The positive benefits of mindfulness are being confirmed by science, this is one of the reasons that I’ve decided to take a course on mindfulness offered by the Brussels Mindfulness Institute. The course is based on the mindfulness programme developed by the Oxford Mindfulness Centre. It is based on mindfulness-based cognitive therapy, part of the third wave of evidence-based cognitive behavioural therapy techniques.
I’m here because I can’t ask my clients to do something I’m not prepared to do myself. That’s the reason I give, and in part it is true. There are also aspects of my behaviour and personality I want to change and develop. I know that this will be a challenge, working on being in the moment, without judgement, isn’t as easy as it sounds.
I’m not new to meditation and mindfulness techniques. I’ve regularly attended yoga in the past, and tried to establish a meditation practice at home. The best way to establish or change behaviour is to make it a habit and have lots of support around you. This is the attraction of the course; twelve liked minded people discovering what it means to be more mindful. Together we will face the challenges of establishing a practice by sharing our successes and failures.
Taking time to arrive and using our senses to discover something we already know
Before the introductions, we start with a small practice, breathing in deeply through the nose and forcedly out through our mouths. Allowing ourselves to arrive and reduce the anxiety of being in a room full of strangers.
Out of the twelve people sat in a circle of chairs, two come from the same country, the others a typical mix of Brussels internationals from across Europe and the world. All of us listening to each other’s reasons for attending our eight-week mindfulness course. Others want a better way to handle the stress of work or to be more present with their children, or want to understand themselves better or want a way to quiet an overactive mind.
We close our eyes and a small object is placed in our palm. We are told to take some time to use all our senses to study it. Suddenly grows in weight as I focus all my attention on it; I feel its presence in the palm of my hand. Rolling it around between my forefinger and thumb, it feels rough, delicate; with my nail, I can feel ridges and valleys.
“Smell it.”, comes the instruction.
Bringing it up to my nose, I breathe in an earthy sweet smell. I already think I know what it is, but part of mindfulness is to suspend judgement for curiosity, so I gently squeeze it and listen to it squeak in protest. We are then allowed to open our eyes to discover that we’ve all been exquisitely examining for the past few minutes. A raisin! Placing it on my tongue, I move it around my mouth, and the texture changes. It is less rough now, softer, but the ridges and valleys are still present. My mouth fills with saliva and I finally allow myself to bite, slowly chewing to savour the taste.

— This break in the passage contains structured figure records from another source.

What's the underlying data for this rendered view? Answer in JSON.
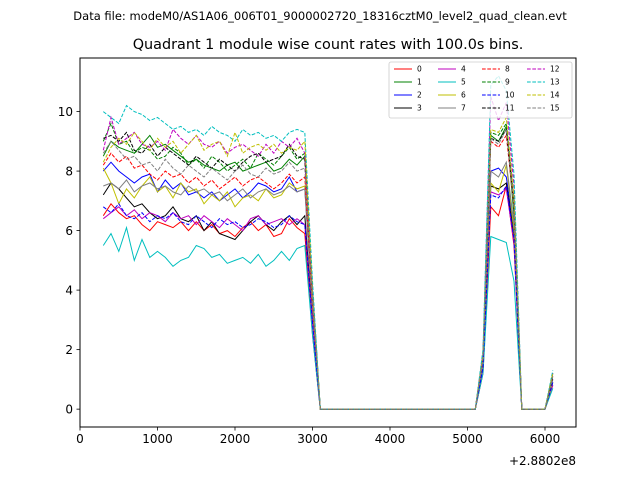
{
  "header": {
    "data_file_label": "Data file: modeM0/AS1A06_006T01_9000002720_18316cztM0_level2_quad_clean.evt"
  },
  "chart_data": {
    "type": "line",
    "title": "Quadrant 1 module wise count rates with 100.0s bins.",
    "xlabel": "",
    "ylabel": "",
    "x_offset_label": "+2.8802e8",
    "xlim": [
      0,
      6400
    ],
    "ylim": [
      -0.6,
      11.8
    ],
    "xticks": [
      0,
      1000,
      2000,
      3000,
      4000,
      5000,
      6000
    ],
    "yticks": [
      0,
      2,
      4,
      6,
      8,
      10
    ],
    "grid": false,
    "legend_position": "top-right",
    "x": [
      300,
      400,
      500,
      600,
      700,
      800,
      900,
      1000,
      1100,
      1200,
      1300,
      1400,
      1500,
      1600,
      1700,
      1800,
      1900,
      2000,
      2100,
      2200,
      2300,
      2400,
      2500,
      2600,
      2700,
      2800,
      2900,
      3000,
      3100,
      3200,
      3300,
      3400,
      3500,
      3600,
      3700,
      3800,
      3900,
      4000,
      4100,
      4200,
      4300,
      4400,
      4500,
      4600,
      4700,
      4800,
      4900,
      5000,
      5100,
      5200,
      5300,
      5400,
      5500,
      5600,
      5700,
      5800,
      5900,
      6000,
      6100
    ],
    "series": [
      {
        "name": "0",
        "color": "#ff0000",
        "dash": "solid",
        "values": [
          6.5,
          6.9,
          6.6,
          6.4,
          6.5,
          6.2,
          6.0,
          6.3,
          6.2,
          6.1,
          6.3,
          6.0,
          6.3,
          6.0,
          6.2,
          5.9,
          6.0,
          5.8,
          6.1,
          6.3,
          6.0,
          6.2,
          5.8,
          5.9,
          6.4,
          6.1,
          5.9,
          2.5,
          0,
          0,
          0,
          0,
          0,
          0,
          0,
          0,
          0,
          0,
          0,
          0,
          0,
          0,
          0,
          0,
          0,
          0,
          0,
          0,
          0,
          1.2,
          6.8,
          6.5,
          7.5,
          5.5,
          0,
          0,
          0,
          0,
          0.8
        ]
      },
      {
        "name": "1",
        "color": "#008000",
        "dash": "solid",
        "values": [
          8.5,
          9.0,
          8.8,
          8.7,
          8.6,
          8.9,
          9.2,
          8.8,
          8.9,
          8.7,
          8.5,
          8.3,
          8.4,
          8.2,
          8.1,
          8.0,
          8.2,
          8.3,
          8.0,
          8.1,
          8.2,
          8.3,
          8.0,
          8.1,
          8.4,
          8.2,
          8.5,
          4.0,
          0,
          0,
          0,
          0,
          0,
          0,
          0,
          0,
          0,
          0,
          0,
          0,
          0,
          0,
          0,
          0,
          0,
          0,
          0,
          0,
          0,
          1.8,
          9.2,
          9.0,
          9.5,
          6.5,
          0,
          0,
          0,
          0,
          1.2
        ]
      },
      {
        "name": "2",
        "color": "#0000ff",
        "dash": "solid",
        "values": [
          8.0,
          8.3,
          8.0,
          7.8,
          7.6,
          7.8,
          7.9,
          7.3,
          7.7,
          7.4,
          7.6,
          7.2,
          7.3,
          7.1,
          7.3,
          7.0,
          7.2,
          7.4,
          7.1,
          7.3,
          7.6,
          7.5,
          7.3,
          7.4,
          7.8,
          7.3,
          7.4,
          3.5,
          0,
          0,
          0,
          0,
          0,
          0,
          0,
          0,
          0,
          0,
          0,
          0,
          0,
          0,
          0,
          0,
          0,
          0,
          0,
          0,
          0,
          1.6,
          8.0,
          8.1,
          7.8,
          6.0,
          0,
          0,
          0,
          0,
          1.0
        ]
      },
      {
        "name": "3",
        "color": "#000000",
        "dash": "solid",
        "values": [
          7.2,
          7.6,
          7.4,
          7.1,
          6.8,
          6.9,
          6.6,
          6.4,
          6.5,
          6.8,
          6.4,
          6.3,
          6.5,
          6.0,
          6.3,
          5.9,
          5.8,
          5.7,
          6.0,
          6.3,
          6.5,
          6.2,
          6.0,
          6.3,
          6.5,
          6.2,
          6.5,
          3.0,
          0,
          0,
          0,
          0,
          0,
          0,
          0,
          0,
          0,
          0,
          0,
          0,
          0,
          0,
          0,
          0,
          0,
          0,
          0,
          0,
          0,
          1.5,
          7.5,
          7.4,
          7.6,
          5.8,
          0,
          0,
          0,
          0,
          0.9
        ]
      },
      {
        "name": "4",
        "color": "#bf00bf",
        "dash": "solid",
        "values": [
          6.4,
          6.6,
          6.8,
          6.5,
          6.7,
          6.4,
          6.6,
          6.5,
          6.3,
          6.6,
          6.4,
          6.5,
          6.2,
          6.5,
          6.3,
          6.1,
          6.4,
          6.2,
          6.0,
          6.4,
          6.5,
          6.2,
          6.3,
          6.4,
          6.2,
          6.4,
          6.2,
          2.9,
          0,
          0,
          0,
          0,
          0,
          0,
          0,
          0,
          0,
          0,
          0,
          0,
          0,
          0,
          0,
          0,
          0,
          0,
          0,
          0,
          0,
          1.4,
          7.3,
          7.2,
          7.4,
          5.6,
          0,
          0,
          0,
          0,
          0.8
        ]
      },
      {
        "name": "5",
        "color": "#00bfbf",
        "dash": "solid",
        "values": [
          5.5,
          5.9,
          5.3,
          6.1,
          5.0,
          5.7,
          5.1,
          5.3,
          5.1,
          4.8,
          5.0,
          5.1,
          5.5,
          5.4,
          5.1,
          5.2,
          4.9,
          5.0,
          5.1,
          4.9,
          5.2,
          4.8,
          5.0,
          5.3,
          5.0,
          5.4,
          5.5,
          2.5,
          0,
          0,
          0,
          0,
          0,
          0,
          0,
          0,
          0,
          0,
          0,
          0,
          0,
          0,
          0,
          0,
          0,
          0,
          0,
          0,
          0,
          1.2,
          5.8,
          5.7,
          5.6,
          4.3,
          0,
          0,
          0,
          0,
          0.7
        ]
      },
      {
        "name": "6",
        "color": "#bfbf00",
        "dash": "solid",
        "values": [
          8.1,
          7.6,
          6.9,
          7.4,
          7.1,
          7.5,
          7.8,
          7.3,
          7.5,
          7.1,
          7.6,
          7.3,
          7.4,
          6.9,
          7.2,
          7.0,
          7.3,
          6.8,
          7.1,
          7.2,
          7.0,
          7.4,
          7.1,
          7.2,
          7.6,
          7.4,
          7.5,
          3.4,
          0,
          0,
          0,
          0,
          0,
          0,
          0,
          0,
          0,
          0,
          0,
          0,
          0,
          0,
          0,
          0,
          0,
          0,
          0,
          0,
          0,
          1.5,
          7.6,
          7.3,
          8.2,
          6.0,
          0,
          0,
          0,
          0,
          0.9
        ]
      },
      {
        "name": "7",
        "color": "#808080",
        "dash": "solid",
        "values": [
          7.5,
          7.6,
          7.4,
          7.7,
          7.3,
          7.5,
          7.6,
          7.4,
          7.5,
          7.3,
          7.2,
          7.5,
          7.3,
          7.4,
          7.2,
          7.3,
          7.0,
          7.2,
          7.4,
          7.1,
          7.3,
          7.4,
          7.2,
          7.3,
          7.5,
          7.3,
          7.4,
          3.4,
          0,
          0,
          0,
          0,
          0,
          0,
          0,
          0,
          0,
          0,
          0,
          0,
          0,
          0,
          0,
          0,
          0,
          0,
          0,
          0,
          0,
          1.5,
          8.0,
          7.8,
          8.3,
          6.2,
          0,
          0,
          0,
          0,
          1.0
        ]
      },
      {
        "name": "8",
        "color": "#ff0000",
        "dash": "dashed",
        "values": [
          8.2,
          8.6,
          8.3,
          8.5,
          8.1,
          8.2,
          7.9,
          7.7,
          8.0,
          7.8,
          7.9,
          7.6,
          7.8,
          7.5,
          7.7,
          7.4,
          7.6,
          7.8,
          7.5,
          7.7,
          7.8,
          7.6,
          7.4,
          7.6,
          7.9,
          7.6,
          7.8,
          3.6,
          0,
          0,
          0,
          0,
          0,
          0,
          0,
          0,
          0,
          0,
          0,
          0,
          0,
          0,
          0,
          0,
          0,
          0,
          0,
          0,
          0,
          1.7,
          9.0,
          8.8,
          9.2,
          6.8,
          0,
          0,
          0,
          0,
          1.1
        ]
      },
      {
        "name": "9",
        "color": "#008000",
        "dash": "dashed",
        "values": [
          9.0,
          9.6,
          8.9,
          9.0,
          8.6,
          8.8,
          8.7,
          8.4,
          8.5,
          8.8,
          8.6,
          8.2,
          8.4,
          8.1,
          8.5,
          8.3,
          8.0,
          8.2,
          8.4,
          8.1,
          8.6,
          8.4,
          8.2,
          8.5,
          8.8,
          8.4,
          8.6,
          3.9,
          0,
          0,
          0,
          0,
          0,
          0,
          0,
          0,
          0,
          0,
          0,
          0,
          0,
          0,
          0,
          0,
          0,
          0,
          0,
          0,
          0,
          1.8,
          9.3,
          9.2,
          9.6,
          7.0,
          0,
          0,
          0,
          0,
          1.2
        ]
      },
      {
        "name": "10",
        "color": "#0000ff",
        "dash": "dashed",
        "values": [
          6.8,
          6.6,
          6.9,
          6.5,
          6.4,
          6.6,
          6.3,
          6.5,
          6.4,
          6.6,
          6.3,
          6.2,
          6.5,
          6.3,
          6.1,
          6.4,
          6.2,
          6.3,
          6.1,
          6.2,
          6.4,
          6.3,
          6.1,
          6.2,
          6.5,
          6.3,
          6.2,
          2.9,
          0,
          0,
          0,
          0,
          0,
          0,
          0,
          0,
          0,
          0,
          0,
          0,
          0,
          0,
          0,
          0,
          0,
          0,
          0,
          0,
          0,
          1.4,
          7.2,
          7.1,
          7.5,
          5.7,
          0,
          0,
          0,
          0,
          0.9
        ]
      },
      {
        "name": "11",
        "color": "#000000",
        "dash": "dashed",
        "values": [
          9.1,
          9.2,
          9.0,
          9.3,
          8.7,
          8.6,
          8.9,
          8.5,
          8.8,
          8.6,
          8.4,
          8.2,
          8.5,
          8.3,
          8.1,
          8.4,
          8.2,
          8.0,
          8.3,
          8.5,
          8.6,
          8.3,
          8.4,
          8.5,
          8.9,
          8.5,
          8.4,
          3.9,
          0,
          0,
          0,
          0,
          0,
          0,
          0,
          0,
          0,
          0,
          0,
          0,
          0,
          0,
          0,
          0,
          0,
          0,
          0,
          0,
          0,
          1.8,
          9.1,
          9.0,
          9.4,
          6.9,
          0,
          0,
          0,
          0,
          1.1
        ]
      },
      {
        "name": "12",
        "color": "#bf00bf",
        "dash": "dashed",
        "values": [
          8.7,
          9.8,
          8.9,
          9.1,
          9.3,
          8.9,
          8.8,
          9.0,
          8.7,
          9.4,
          9.1,
          8.9,
          9.2,
          8.9,
          8.8,
          9.0,
          8.6,
          8.8,
          8.9,
          8.7,
          8.5,
          8.9,
          8.6,
          9.0,
          8.8,
          9.1,
          8.6,
          4.0,
          0,
          0,
          0,
          0,
          0,
          0,
          0,
          0,
          0,
          0,
          0,
          0,
          0,
          0,
          0,
          0,
          0,
          0,
          0,
          0,
          0,
          1.9,
          10.5,
          9.7,
          10.3,
          7.5,
          0,
          0,
          0,
          0,
          1.2
        ]
      },
      {
        "name": "13",
        "color": "#00bfbf",
        "dash": "dashed",
        "values": [
          10.0,
          9.8,
          9.6,
          10.2,
          10.0,
          9.9,
          9.7,
          9.8,
          9.6,
          9.4,
          9.5,
          9.3,
          9.4,
          9.2,
          9.5,
          9.3,
          9.2,
          9.0,
          9.4,
          9.2,
          9.3,
          9.1,
          9.2,
          9.0,
          9.3,
          9.4,
          9.3,
          4.3,
          0,
          0,
          0,
          0,
          0,
          0,
          0,
          0,
          0,
          0,
          0,
          0,
          0,
          0,
          0,
          0,
          0,
          0,
          0,
          0,
          0,
          2.0,
          10.9,
          11.2,
          10.7,
          7.9,
          0,
          0,
          0,
          0,
          1.3
        ]
      },
      {
        "name": "14",
        "color": "#bfbf00",
        "dash": "dashed",
        "values": [
          8.3,
          8.8,
          9.1,
          8.9,
          9.3,
          9.0,
          8.7,
          9.1,
          8.8,
          9.0,
          8.6,
          8.9,
          9.2,
          8.7,
          8.9,
          9.0,
          8.5,
          9.3,
          8.6,
          8.8,
          8.9,
          8.7,
          8.9,
          8.6,
          8.8,
          8.7,
          9.0,
          3.9,
          0,
          0,
          0,
          0,
          0,
          0,
          0,
          0,
          0,
          0,
          0,
          0,
          0,
          0,
          0,
          0,
          0,
          0,
          0,
          0,
          0,
          1.8,
          9.4,
          9.3,
          9.8,
          7.1,
          0,
          0,
          0,
          0,
          1.2
        ]
      },
      {
        "name": "15",
        "color": "#808080",
        "dash": "dashed",
        "values": [
          8.6,
          9.0,
          8.7,
          8.4,
          8.5,
          8.2,
          8.3,
          8.0,
          8.4,
          8.1,
          7.9,
          8.2,
          8.0,
          7.8,
          8.1,
          7.9,
          7.7,
          8.0,
          8.2,
          7.9,
          7.8,
          8.1,
          7.9,
          8.0,
          8.3,
          8.0,
          8.1,
          3.7,
          0,
          0,
          0,
          0,
          0,
          0,
          0,
          0,
          0,
          0,
          0,
          0,
          0,
          0,
          0,
          0,
          0,
          0,
          0,
          0,
          0,
          1.7,
          9.1,
          8.9,
          9.4,
          6.8,
          0,
          0,
          0,
          0,
          1.1
        ]
      }
    ]
  }
}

“How was it?” asks our instructor. “I normally grab a handful of these and quickly eat them without a second thought” one of us volunteers, “ but this was like eating a meal”.
What are the challenges of mindfulness?
The rest of the class passes with us discussing what mindfulness is and what it isn’t. It is not a relaxation technique, it is not about being without thought, and unfortunately, it does not need to be pleasant. Mindfulness, we are told, is about being here, in the present, even when that present is unpleasant.
Ultimately mindfulness is about practice; constantly bringing your mind back to the here and now every time it wanders off to the past or the future. Establishing our practice outside of the course will be our challenge; fitting in our exercises and reading into already busy lives. Three days later, I’ve already struggled to find the time to do my guided meditation, but I’ve been fitting in the exercises whenever I can. Today after exercising at the gym, I found a spot in the corner, closed my eyes and started to focus on my breathing, the post-exercise glow adding a sense of calm and peacefulness.